Chef Phila Lorn was not necessarily aiming for ''quote-unquote authentic'' Cambodian food when he opened Mawn in his native Philadelphia two years ago. So when he approached some Cambodian teen patrons, he braced himself for questioning.
''Someone's going to say something like, ‘That's not how my mom makes her oxtail soup,''' Lorn said. "So I walk up to the table. I'm like, ‘How is everything?' And the kid looks up to me and he goes, ‘It doesn't even matter, dude. So glad you're here.'''
It was at that moment that Lorn realized Mawn — the phonetic spelling of the Khmer word for ''chicken'' — was more than a noodle shop. It meant representation.

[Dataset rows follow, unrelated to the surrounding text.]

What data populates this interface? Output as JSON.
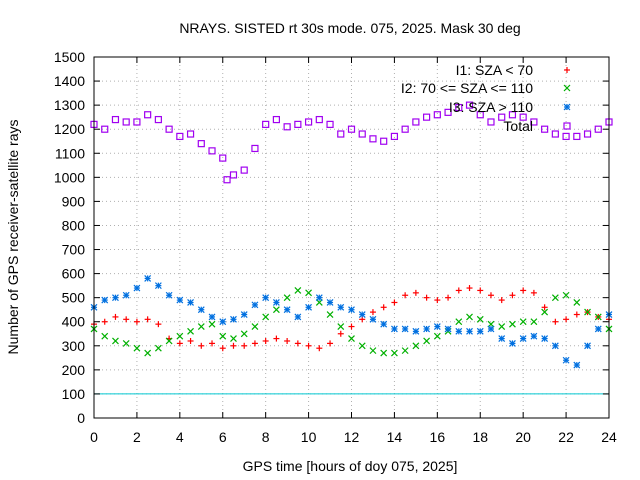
{
  "chart_data": {
    "type": "scatter",
    "title": "NRAYS. SISTED rt 30s mode. 075, 2025. Mask 30 deg",
    "xlabel": "GPS time [hours of doy 075, 2025]",
    "ylabel": "Number of GPS receiver-satellite rays",
    "xlim": [
      0,
      24
    ],
    "ylim": [
      0,
      1500
    ],
    "xticks": [
      0,
      2,
      4,
      6,
      8,
      10,
      12,
      14,
      16,
      18,
      20,
      22,
      24
    ],
    "yticks": [
      0,
      100,
      200,
      300,
      400,
      500,
      600,
      700,
      800,
      900,
      1000,
      1100,
      1200,
      1300,
      1400,
      1500
    ],
    "grid": true,
    "legend_position": "top-right",
    "threshold": {
      "y": 100,
      "color": "#00c8d0"
    },
    "series": [
      {
        "name": "I1: SZA < 70",
        "color": "#ff0000",
        "marker": "plus",
        "x": [
          0,
          0.5,
          1,
          1.5,
          2,
          2.5,
          3,
          3.5,
          4,
          4.5,
          5,
          5.5,
          6,
          6.5,
          7,
          7.5,
          8,
          8.5,
          9,
          9.5,
          10,
          10.5,
          11,
          11.5,
          12,
          12.5,
          13,
          13.5,
          14,
          14.5,
          15,
          15.5,
          16,
          16.5,
          17,
          17.5,
          18,
          18.5,
          19,
          19.5,
          20,
          20.5,
          21,
          21.5,
          22,
          22.5,
          23,
          23.5,
          24
        ],
        "y": [
          390,
          400,
          420,
          410,
          400,
          410,
          390,
          330,
          310,
          320,
          300,
          310,
          290,
          300,
          300,
          310,
          320,
          330,
          320,
          310,
          300,
          290,
          310,
          350,
          380,
          410,
          440,
          460,
          480,
          510,
          520,
          500,
          490,
          500,
          530,
          540,
          530,
          510,
          490,
          510,
          530,
          520,
          460,
          400,
          410,
          430,
          440,
          420,
          410
        ]
      },
      {
        "name": "I2: 70 <= SZA <= 110",
        "color": "#00b000",
        "marker": "cross",
        "x": [
          0,
          0.5,
          1,
          1.5,
          2,
          2.5,
          3,
          3.5,
          4,
          4.5,
          5,
          5.5,
          6,
          6.5,
          7,
          7.5,
          8,
          8.5,
          9,
          9.5,
          10,
          10.5,
          11,
          11.5,
          12,
          12.5,
          13,
          13.5,
          14,
          14.5,
          15,
          15.5,
          16,
          16.5,
          17,
          17.5,
          18,
          18.5,
          19,
          19.5,
          20,
          20.5,
          21,
          21.5,
          22,
          22.5,
          23,
          23.5,
          24
        ],
        "y": [
          370,
          340,
          320,
          310,
          290,
          270,
          290,
          320,
          340,
          360,
          380,
          390,
          340,
          330,
          350,
          380,
          420,
          450,
          500,
          530,
          520,
          480,
          430,
          380,
          330,
          300,
          280,
          270,
          270,
          280,
          300,
          320,
          340,
          360,
          400,
          420,
          410,
          390,
          380,
          390,
          400,
          400,
          440,
          500,
          510,
          480,
          440,
          420,
          370
        ]
      },
      {
        "name": "I3: SZA > 110",
        "color": "#0070e0",
        "marker": "star",
        "x": [
          0,
          0.5,
          1,
          1.5,
          2,
          2.5,
          3,
          3.5,
          4,
          4.5,
          5,
          5.5,
          6,
          6.5,
          7,
          7.5,
          8,
          8.5,
          9,
          9.5,
          10,
          10.5,
          11,
          11.5,
          12,
          12.5,
          13,
          13.5,
          14,
          14.5,
          15,
          15.5,
          16,
          16.5,
          17,
          17.5,
          18,
          18.5,
          19,
          19.5,
          20,
          20.5,
          21,
          21.5,
          22,
          22.5,
          23,
          23.5,
          24
        ],
        "y": [
          460,
          490,
          500,
          510,
          540,
          580,
          550,
          510,
          490,
          480,
          450,
          420,
          400,
          410,
          430,
          470,
          500,
          480,
          450,
          420,
          460,
          500,
          480,
          460,
          450,
          430,
          410,
          390,
          370,
          370,
          360,
          370,
          380,
          370,
          360,
          360,
          360,
          370,
          330,
          310,
          330,
          340,
          330,
          300,
          240,
          220,
          300,
          370,
          430
        ]
      },
      {
        "name": "Total",
        "color": "#a000f0",
        "marker": "square",
        "x": [
          0,
          0.5,
          1,
          1.5,
          2,
          2.5,
          3,
          3.5,
          4,
          4.5,
          5,
          5.5,
          6,
          6.2,
          6.5,
          7,
          7.5,
          8,
          8.5,
          9,
          9.5,
          10,
          10.5,
          11,
          11.5,
          12,
          12.5,
          13,
          13.5,
          14,
          14.5,
          15,
          15.5,
          16,
          16.5,
          17,
          17.5,
          18,
          18.5,
          19,
          19.5,
          20,
          20.5,
          21,
          21.5,
          22,
          22.5,
          23,
          23.5,
          24
        ],
        "y": [
          1220,
          1200,
          1240,
          1230,
          1230,
          1260,
          1240,
          1200,
          1170,
          1180,
          1140,
          1110,
          1080,
          990,
          1010,
          1030,
          1120,
          1220,
          1240,
          1210,
          1220,
          1230,
          1240,
          1220,
          1180,
          1200,
          1180,
          1160,
          1150,
          1170,
          1200,
          1230,
          1250,
          1260,
          1270,
          1290,
          1300,
          1260,
          1230,
          1250,
          1260,
          1250,
          1230,
          1200,
          1180,
          1170,
          1170,
          1180,
          1200,
          1230
        ]
      }
    ]
  }
}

In June, he will be representing his dual cultures — Cambodian and Philly — at his first James Beard Awards, as a nominee for Best Emerging Chef. In the food world, it's akin to getting nominated for the Academy Awards.
Cambodian restaurants may not be as commonplace in the U.S. as Chinese takeout or sushi spots. And Cambodian food is often lazily lumped in with the food of its Southeast Asian neighbors, despite its own distinctness. But in recent years, enterprising Cambodian American chefs have come into their own, introducing traditional dishes or putting their own twist on them.

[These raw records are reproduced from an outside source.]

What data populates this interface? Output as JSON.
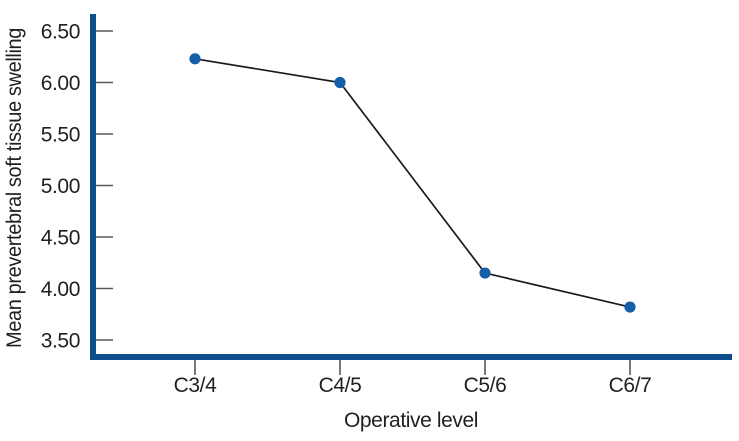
{
  "figure": {
    "background": "#ffffff"
  },
  "chart_data": {
    "type": "line",
    "title": "",
    "categories": [
      "C3/4",
      "C4/5",
      "C5/6",
      "C6/7"
    ],
    "values": [
      6.23,
      6.0,
      4.15,
      3.82
    ],
    "xlabel": "Operative level",
    "ylabel": "Mean prevertebral soft tissue swelling",
    "y_ticks": [
      3.5,
      4.0,
      4.5,
      5.0,
      5.5,
      6.0,
      6.5
    ],
    "y_tick_format_decimals": 2,
    "ylim": [
      3.33,
      6.67
    ],
    "grid": false,
    "legend_position": "none",
    "marker_shape": "circle",
    "colors": {
      "axis": "#0f4e8c",
      "marker": "#155fa8",
      "line": "#1a1a1a",
      "tick": "#595959",
      "text": "#231f20"
    }
  }
}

Many of them were raised in families who fled the Khmer Rouge's reign of terror, which began 50 years ago and killed about 1.7 million people. Since then, the Cambodian community in the U.S. has grown and set down roots.
Through food, these chefs are putting the attention back on Cambodian heritage and culture, rather than that traumatic history.
Dr. Leakhena Nou, a sociology professor at California State University, Long Beach who has studied social anxiety among post-Khmer Rouge generations, says the Cambodian diaspora is often seen by others too narrowly through the lens of victimhood. In 2022, she publicly opposed California legislation that focused only on genocide for a K-12 curriculum on Cambodian culture.